Afin de comprendre l'ampleur de la situation, le collectif a découvert un taux d'abandon de plus de 50 % parmi les élèves, un chiffre alarmant pour une structure privée coûtant 7 300 euros pour deux ans. De nombreux témoignages de détresse ont été collectés récemment.
« Le directeur a une emprise persistance sur ses élèves, même après leur départ de l'établissement. Certains craignent des représailles ou d'être blacklistés dans le milieu », souligne Menu. Le directeur, qui cumule plusieurs rôles au sein de l'établissement, est souvent en contact direct avec les jeunes comédiens.
Clémence, une ancienne élève, raconte : « Au bout de deux mois de formation, j'ai été forcée de jouer des scènes de proximité physique alors que cela me mettait extrêmement mal à l'aise. J'ai même pleuré en rentrant chez moi. »
Le directeur ne commente pas
Une autre étudiante, qui préfère rester anonyme, évoque une scène devenue malsaine où un camarade devait la chevaucher sur un canapé. Ces témoignages s'accumulent, tous évoquant des comportements sexistes et des abus de pouvoir.

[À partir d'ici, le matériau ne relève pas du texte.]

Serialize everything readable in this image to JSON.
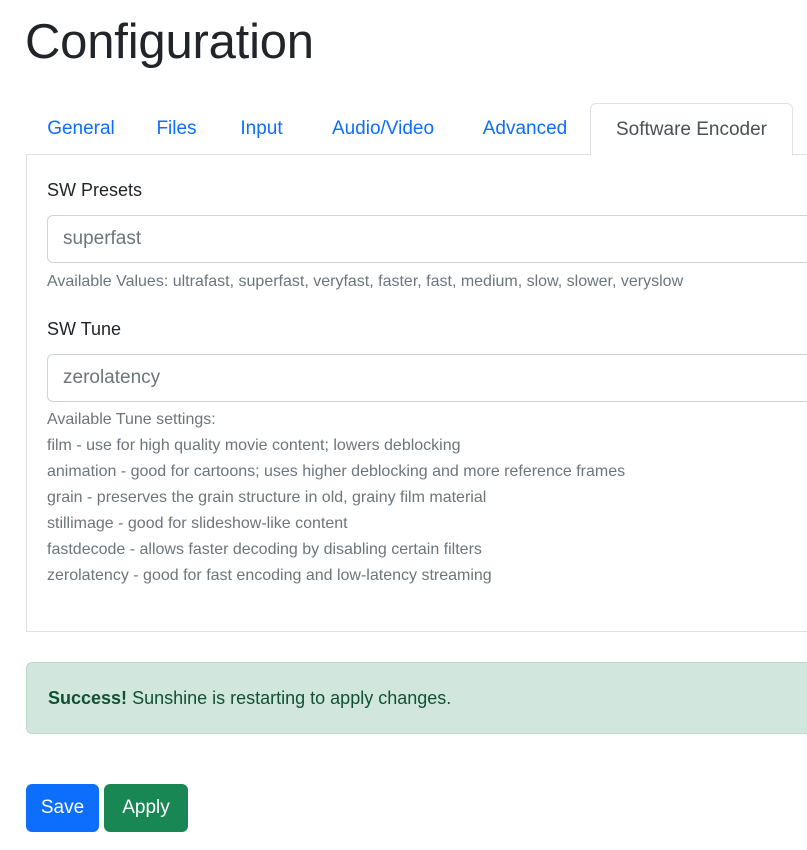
{
  "page": {
    "title": "Configuration"
  },
  "tabs": [
    {
      "label": "General",
      "active": false
    },
    {
      "label": "Files",
      "active": false
    },
    {
      "label": "Input",
      "active": false
    },
    {
      "label": "Audio/Video",
      "active": false
    },
    {
      "label": "Advanced",
      "active": false
    },
    {
      "label": "Software Encoder",
      "active": true
    }
  ],
  "sw_presets": {
    "label": "SW Presets",
    "value": "superfast",
    "help": "Available Values: ultrafast, superfast, veryfast, faster, fast, medium, slow, slower, veryslow"
  },
  "sw_tune": {
    "label": "SW Tune",
    "value": "zerolatency",
    "help_lines": [
      "Available Tune settings:",
      "film - use for high quality movie content; lowers deblocking",
      "animation - good for cartoons; uses higher deblocking and more reference frames",
      "grain - preserves the grain structure in old, grainy film material",
      "stillimage - good for slideshow-like content",
      "fastdecode - allows faster decoding by disabling certain filters",
      "zerolatency - good for fast encoding and low-latency streaming"
    ]
  },
  "alert": {
    "strong": "Success!",
    "message": " Sunshine is restarting to apply changes."
  },
  "actions": {
    "save_label": "Save",
    "apply_label": "Apply"
  },
  "colors": {
    "primary": "#0d6efd",
    "success": "#198754",
    "alert_bg": "#d1e7dd",
    "alert_text": "#0f5132"
  }
}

Menu s'inquiète également : « Sur les plateaux de tournage, des coordinateurs d'intimité veillent à ce que des pratiques semblables ne surviennent pas. Il n'est pas acceptable de voir de telles méthodes dans une école. »
Le collectif, face à cette détresse croissante, reçoit de nouveaux témoignages chaque jour, illustrant un climat d'anxiété et de contrôle malsain. « Des élèves souffrent d'emprise psychologique et de troubles dépressifs à cause de la direction. J'ai encore des cauchemars le concernant », confie Lucie.
En réponse à ces accusations, le collectif prévoit de déposer une plainte avec l'appui d'un avocat. Un dossier conséquent, contenant 500 pages, a déjà été transmis au procureur de la République. Le groupe réclame la fermeture de l'établissement et la mise en cause de son directeur. De son côté, Pascal David dément toutes les accusations portées contre lui, mais n'a pas répondu à notre demande d'interview.